Does Your Workplace Need Civility Training?
Friday, June 07, 2013 7:00 AM
Who are the Wallaces?
Three generations of Henry Wallaces have profoundly influenced the development of American agriculture. The first Henry Wallace, known as “Uncle Henry,” came to Iowa in 1862 as a Presbyterian minister and co-founded Wallaces Farmer magazine with his sons Henry C. and John in 1895.
Through this publication, the three men helped establish what was then Iowa State College as a premier agriculture research institution and promoted the Agricultural Extension Service.
His grandson, Henry A. Wallace, founded the Hi-Bred Corn Co., now known as DuPont Pioneer, in 1926. He served as U.S. Secretary of Agriculture for President Franklin D. Roosevelt from 1933 to 1940, and as Roosevelt’s vice president from 1941 to 1945. After an unsuccessful run for the presidency in 1948, he retired from politics to write, travel, give speeches and farm.
Source: The Wallace Centers of Iowa
Carla Hicklin literally became a next-door neighbor of the historic Wallace House in Sherman Hill when she moved to Des Moines three years ago. She noticed that each Wednesday, a steady stream of vehicles would pull up to the front porch of the Wallace House as people picked up fresh produce. She hadn’t heard of the Wallace Centers of Iowa, which operates a variety of community-building programs, among them a community-supported agriculture program that distributes produce.
“So I wandered over one day and asked, ‘What are you guys all about?’” recalled Hicklin, who subsequently began volunteering with the nonprofit organization. In January, Hicklin, a training and development professional, was hired as Wallace Centers’ coordinator of civility programs.
She is now developing civility training programs that the Wallace Centers will offer to businesses and nonprofits, with a particular emphasis on serving smaller organizations.
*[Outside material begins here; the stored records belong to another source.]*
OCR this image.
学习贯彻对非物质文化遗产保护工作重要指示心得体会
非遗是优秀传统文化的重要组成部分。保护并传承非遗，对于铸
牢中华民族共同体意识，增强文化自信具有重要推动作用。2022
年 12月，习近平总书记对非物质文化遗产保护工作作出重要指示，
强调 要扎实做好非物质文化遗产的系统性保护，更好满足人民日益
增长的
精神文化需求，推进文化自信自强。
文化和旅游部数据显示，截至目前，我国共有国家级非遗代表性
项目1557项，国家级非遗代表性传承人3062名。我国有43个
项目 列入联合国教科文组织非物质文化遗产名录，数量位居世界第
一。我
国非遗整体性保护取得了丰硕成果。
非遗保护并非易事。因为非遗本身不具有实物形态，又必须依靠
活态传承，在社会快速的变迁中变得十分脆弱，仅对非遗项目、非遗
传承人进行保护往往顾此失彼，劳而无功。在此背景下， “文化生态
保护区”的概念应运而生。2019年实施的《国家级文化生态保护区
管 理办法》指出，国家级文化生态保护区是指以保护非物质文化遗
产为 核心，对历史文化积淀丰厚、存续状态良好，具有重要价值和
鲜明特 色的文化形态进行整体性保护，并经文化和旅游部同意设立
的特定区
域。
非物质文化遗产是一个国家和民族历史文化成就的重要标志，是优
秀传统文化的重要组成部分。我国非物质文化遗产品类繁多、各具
“Small businesses and nonprofits don’t have enough people to have the cost-benefit of bringing in a trainer,” she said. “So what we’d like to do is have a very affordable training program.”
Hicklin is also spearheading a youth civility program that will be offered through the Des Moines public schools.
The Wallace Centers of Iowa, whose locations include the Henry A. Wallace Country Life Center in rural Orient as well as the Wallace House, provides educational programs on three key issues of Henry A. Wallace and the Wallace family: sustainable agriculture, local food systems and civility.
“One of the things that Henry A. Wallace was committed to was the importance of having conversation. You can talk to anyone and have respect for them, even if you disagree with them,” Hicklin said.
The Wallace Centers added civility training to its menu of educational programs two years ago, after receiving a “Better Together” grant from the Community Foundation of Greater Des Moines. Since then, the organization has hosted regular “civility luncheons” and has held workshops on the need for civility in politics and in recognizing cultural differences.
“We are now moving into the development of more in-depth programs that we can take into the workplace on everyday civility,” said Hicklin, who has served in numerous training and development roles over the past 30 years.
From 2007 to 2010, Hicklin worked for Pella Corp. as the company’s corporate organization development and training specialist. She previously held several planning and training positions with the state of Missouri, including at the Missouri International Training Institute, where she specialized in intercultural communication and program development.
“My past includes facilitating classes, leadership development, business consulting on communication and conflict management,” she said. Having facilitated programs at Pella Corp. to help teams work together more effectively, Hicklin feels that she has a pretty good handle on what causes workplace conflict.
“For me, the biggest takeaway is the awareness that different individuals think differently,” she said. “I don’t care if you’re from another country, another culture or you look different; it’s the thinking differently that sometimes causes the friction at work.”
To support the food aspect of the civility program, the nonprofit is in the midst of a complete remodel of the Wallace House kitchen into a commercial-grade facility so that its chef can prepare meals for regular dinner events.
“Once we have that done, we’re going to open up and have dinners here on Thursday nights with a program called ‘Food for Thought,’” Hicklin said. The programs initally will focus on local food systems and sustainable agriculture, with civility topics to be added later. “But it’s going to have an overall feeling that it’s going to be a civil conversation,” she said. “This is what the Wallaces were all about. So we’re going to have civil conversations every Thursday night in their home.”
What’s available now:
“Everyday Civility,” a two-hour workshop designed to improve civility skills in the workplace, can be delivered on-site at a cost of $350 to $400, depending on the needs of the organization. For more information visit the website at www.wallace.org or call 515-243-7063.
“Food for Thought” dinners will be presented every Thursday evening beginning June 13. There will be no formal program during the dinners, but food experts may visit with the dinner guests to stimulate conversations around food. Menu prices will range from $15 to $20, with entrees inspired by the organic produce grown at the Wallace Centers’ farm near Orient.
This fall, the Wallace Centers will launch “Civil Conversations ... Every Day,” a workshop that will focus on the major methods and techniques for effective communication for planning, problem solving and projects. The organization also plans to offer custom workshops based on clients’ specific needs.